Notably, that would represent 19% of the Bitcoin supply, said Charles Hoskinson, co-founder of Input Output Global and Cardano.
Hoskinson told Cointelegraph:
“It's a mixed bag. On one hand, it would be great for the price of Bitcoin, and it would be great for U.S. regulation of Bitcoin because the United States would be pro-Bitcoin in a certain respect.”
Bitcoin has recently staged a 21% recovery above the $60,000 mark after this week’s $510 billion crypto market sell-off nuked BTC price to a five-month low of $49,500 on Aug. 5, before the market started to recover.
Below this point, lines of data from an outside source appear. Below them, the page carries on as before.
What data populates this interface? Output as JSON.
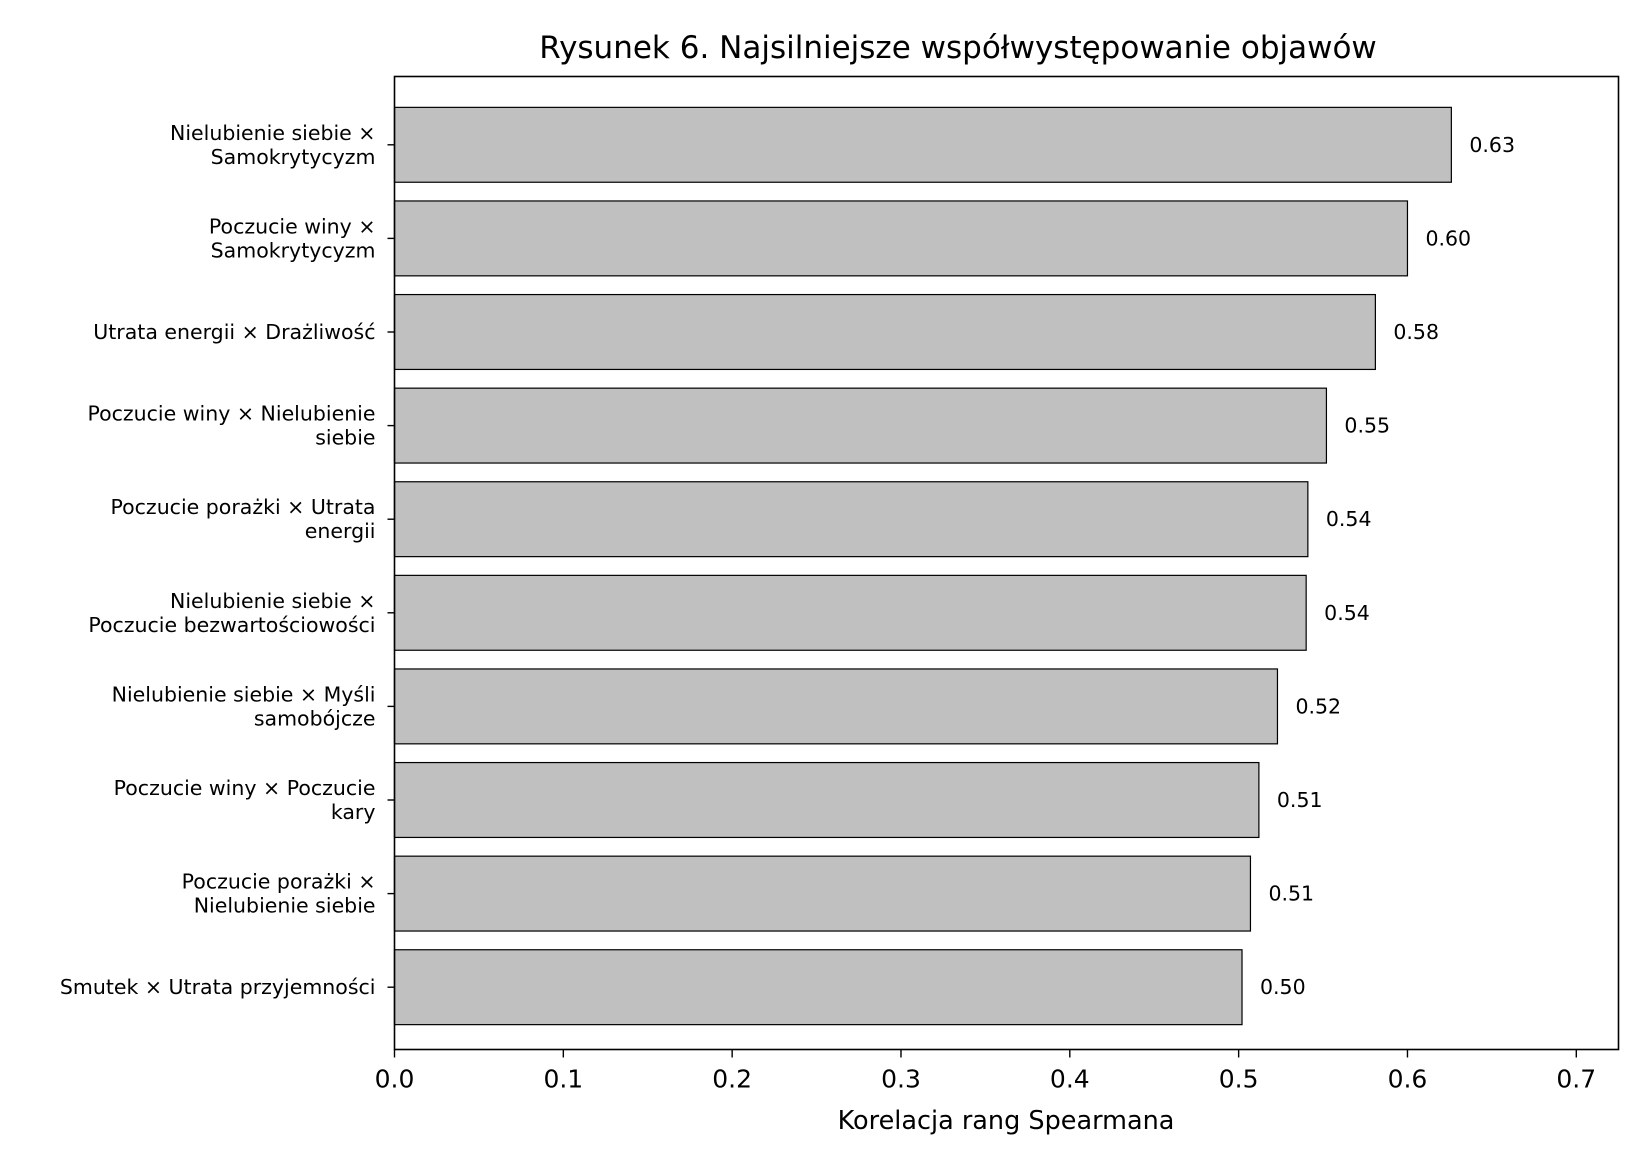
{
  "chart_data": {
    "type": "bar",
    "orientation": "horizontal",
    "title": "Rysunek 6. Najsilniejsze współwystępowanie objawów",
    "xlabel": "Korelacja rang Spearmana",
    "ylabel": "",
    "xlim": [
      0.0,
      0.725
    ],
    "xticks": [
      0.0,
      0.1,
      0.2,
      0.3,
      0.4,
      0.5,
      0.6,
      0.7
    ],
    "xtick_labels": [
      "0.0",
      "0.1",
      "0.2",
      "0.3",
      "0.4",
      "0.5",
      "0.6",
      "0.7"
    ],
    "grid": false,
    "legend": "none",
    "bar_color": "#c0c0c0",
    "edge_color": "#000000",
    "categories": [
      [
        "Nielubienie siebie ×",
        "Samokrytycyzm"
      ],
      [
        "Poczucie winy ×",
        "Samokrytycyzm"
      ],
      [
        "Utrata energii × Drażliwość"
      ],
      [
        "Poczucie winy × Nielubienie",
        "siebie"
      ],
      [
        "Poczucie porażki × Utrata",
        "energii"
      ],
      [
        "Nielubienie siebie ×",
        "Poczucie bezwartościowości"
      ],
      [
        "Nielubienie siebie × Myśli",
        "samobójcze"
      ],
      [
        "Poczucie winy × Poczucie",
        "kary"
      ],
      [
        "Poczucie porażki ×",
        "Nielubienie siebie"
      ],
      [
        "Smutek × Utrata przyjemności"
      ]
    ],
    "values": [
      0.626,
      0.6,
      0.581,
      0.552,
      0.541,
      0.54,
      0.523,
      0.512,
      0.507,
      0.502
    ],
    "value_labels": [
      "0.63",
      "0.60",
      "0.58",
      "0.55",
      "0.54",
      "0.54",
      "0.52",
      "0.51",
      "0.51",
      "0.50"
    ]
  }
}
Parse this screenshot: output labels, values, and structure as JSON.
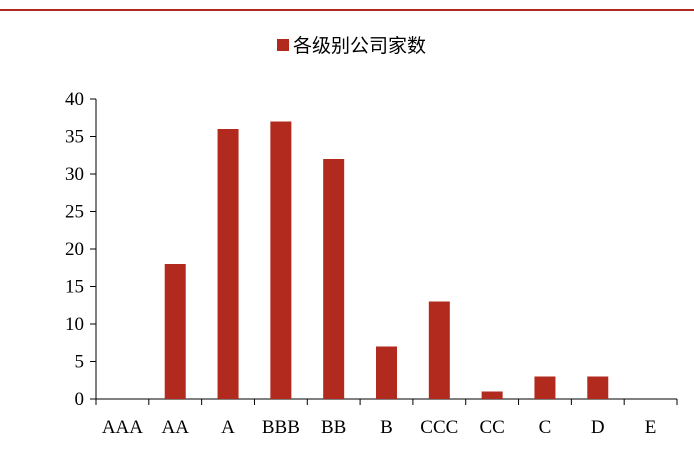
{
  "header": {
    "rule_color": "#b22a1e"
  },
  "chart_data": {
    "type": "bar",
    "title": "",
    "xlabel": "",
    "ylabel": "",
    "categories": [
      "AAA",
      "AA",
      "A",
      "BBB",
      "BB",
      "B",
      "CCC",
      "CC",
      "C",
      "D",
      "E"
    ],
    "series": [
      {
        "name": "各级别公司家数",
        "values": [
          0,
          18,
          36,
          37,
          32,
          7,
          13,
          1,
          3,
          3,
          0
        ],
        "color": "#b22a1e"
      }
    ],
    "ylim": [
      0,
      40
    ],
    "yticks": [
      0,
      5,
      10,
      15,
      20,
      25,
      30,
      35,
      40
    ],
    "grid": false,
    "legend_position": "top-center"
  }
}
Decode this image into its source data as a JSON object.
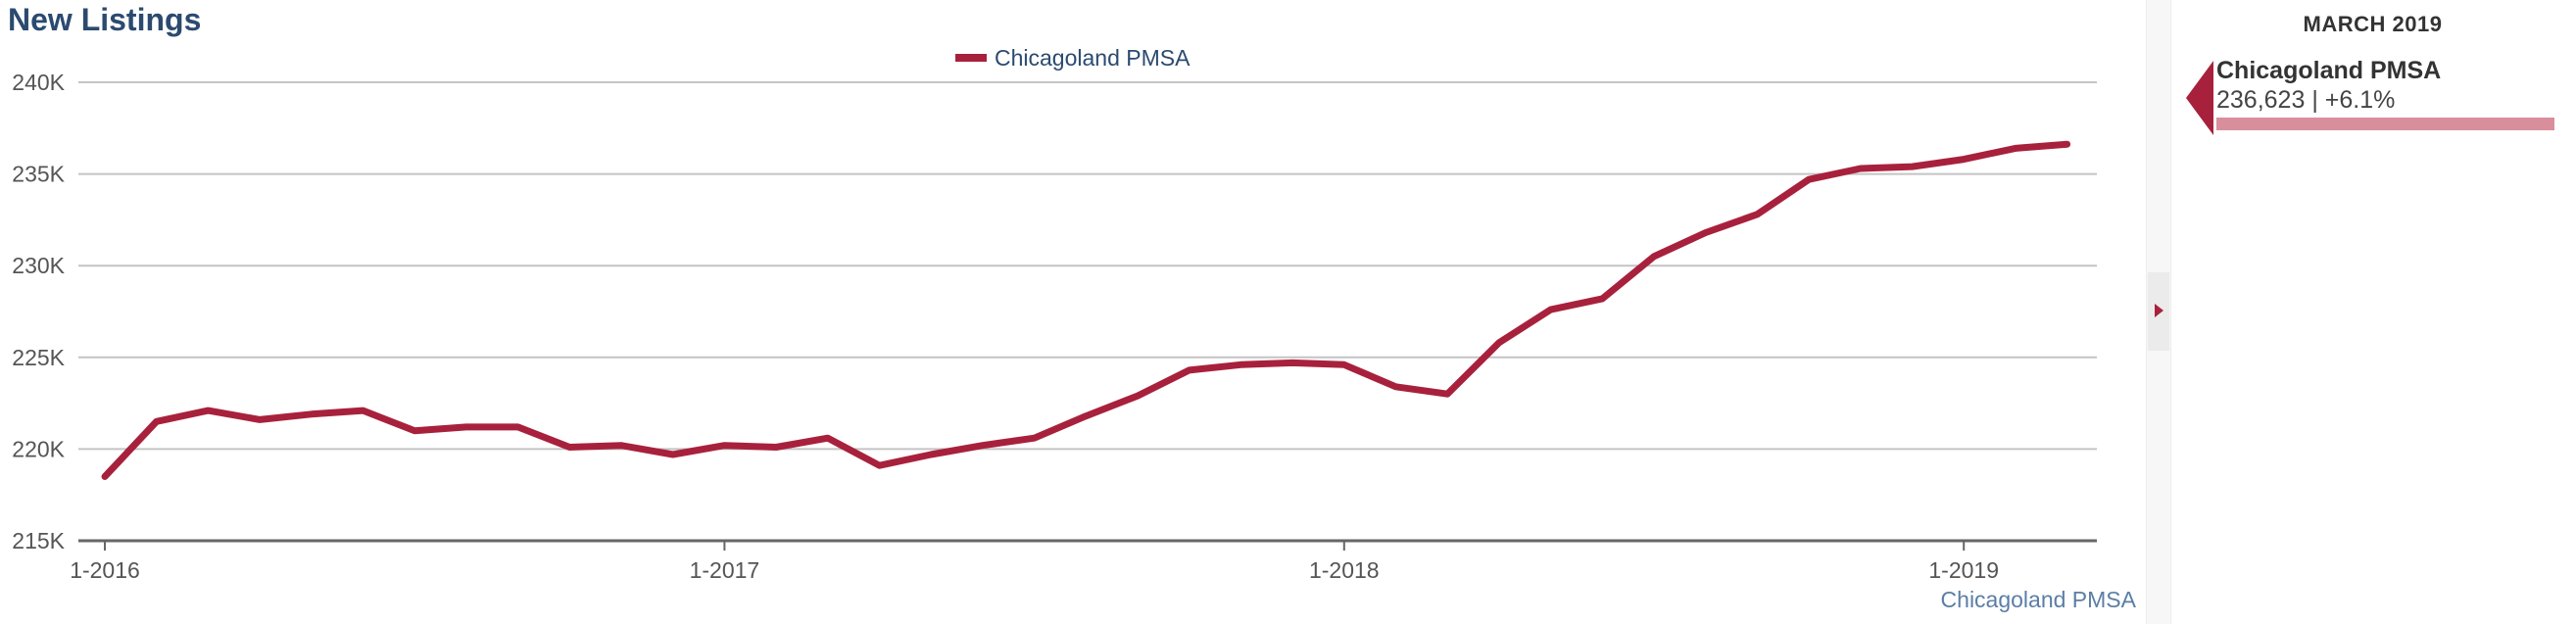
{
  "title": "New Listings",
  "colors": {
    "series": "#a8213c",
    "grid": "#c4c4c4",
    "axis": "#666666",
    "bar": "#d98e9c"
  },
  "chart_data": {
    "type": "line",
    "title": "New Listings",
    "xlabel": "",
    "ylabel": "",
    "ylim": [
      215000,
      240000
    ],
    "yticks": [
      215000,
      220000,
      225000,
      230000,
      235000,
      240000
    ],
    "ytick_labels": [
      "215K",
      "220K",
      "225K",
      "230K",
      "235K",
      "240K"
    ],
    "x_start": "1-2016",
    "xtick_labels": [
      "1-2016",
      "1-2017",
      "1-2018",
      "1-2019"
    ],
    "xtick_index": [
      0,
      12,
      24,
      36
    ],
    "legend": "top-center",
    "grid": true,
    "series": [
      {
        "name": "Chicagoland PMSA",
        "values": [
          218500,
          221500,
          222100,
          221600,
          221900,
          222100,
          221000,
          221200,
          221200,
          220100,
          220200,
          219700,
          220200,
          220100,
          220600,
          219100,
          219700,
          220200,
          220600,
          221800,
          222900,
          224300,
          224600,
          224700,
          224600,
          223400,
          223000,
          225800,
          227600,
          228200,
          230500,
          231800,
          232800,
          234700,
          235300,
          235400,
          235800,
          236400,
          236623
        ]
      }
    ]
  },
  "source_label": "Chicagoland PMSA",
  "panel": {
    "period": "MARCH 2019",
    "name": "Chicagoland PMSA",
    "value": "236,623 | +6.1%",
    "bar_fraction": 1.0
  }
}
Bitcoin’s decentralized supply distribution is among its core benefits, which makes the world’s first cryptocurrency tamper-proof and secure.
However, the US holding 19% of BTC supply could introduce unwanted consequences, warned Hoskinson:
“On the other hand, it also means that if things happen the US disagrees with, because it has a strategic interest in the asset, it may use its geopolitical power to change that. So be careful who you welcome in, and be careful of the powers of those people…”
As of Aug. 9, the largest single Bitcoin wallet holds 1.26% of the supply, or 248,000 BTC worth $15 billion. The wallet belongs to Binance, the world’s largest crypto exchange, according to Bitinfocharts.
While the exact implications of the US holding a majority of the Bitcoin supply aren’t clear, this is usually a sign of concern with other global assets, explained Hoskinson:
“Traditionally, this is done by conventional regulators, especially with commodities. We don't like the idea of somebody buying up 20% of the world's oil supply or something like that. So that would be a cartel.”
The new Bitcoin and Ether (ETH) exchange-traded funds (ETFs) make cryptocurrency more accessible to retail investors, said Hoskinson:
“They’re going to make it more accessible to certain geographies, certain age groups, and also certain risk profiles. And that’s where Wall Street makes all of its money.”
Moreover, the crypto ETF floodgates have opened on Wall Street and Hoskinson expects an array of new crypto ETFs in the future, including an ADA (ADA) ETF. He added:
“You can't stop people from buying or creating financial products to aggregate things together or allow accessibility to happen. So ETFs are an organic thing, and they occur after the markets reach a certain level of maturity, both in terms of participation and regulation.”
Meanwhile, the European markets could pave the way for the first Ether staking ETF, which would signal another significant development for crypto adoption, Charles d’Haussy, CEO of the dYdX Foundation, told Cointelegraph.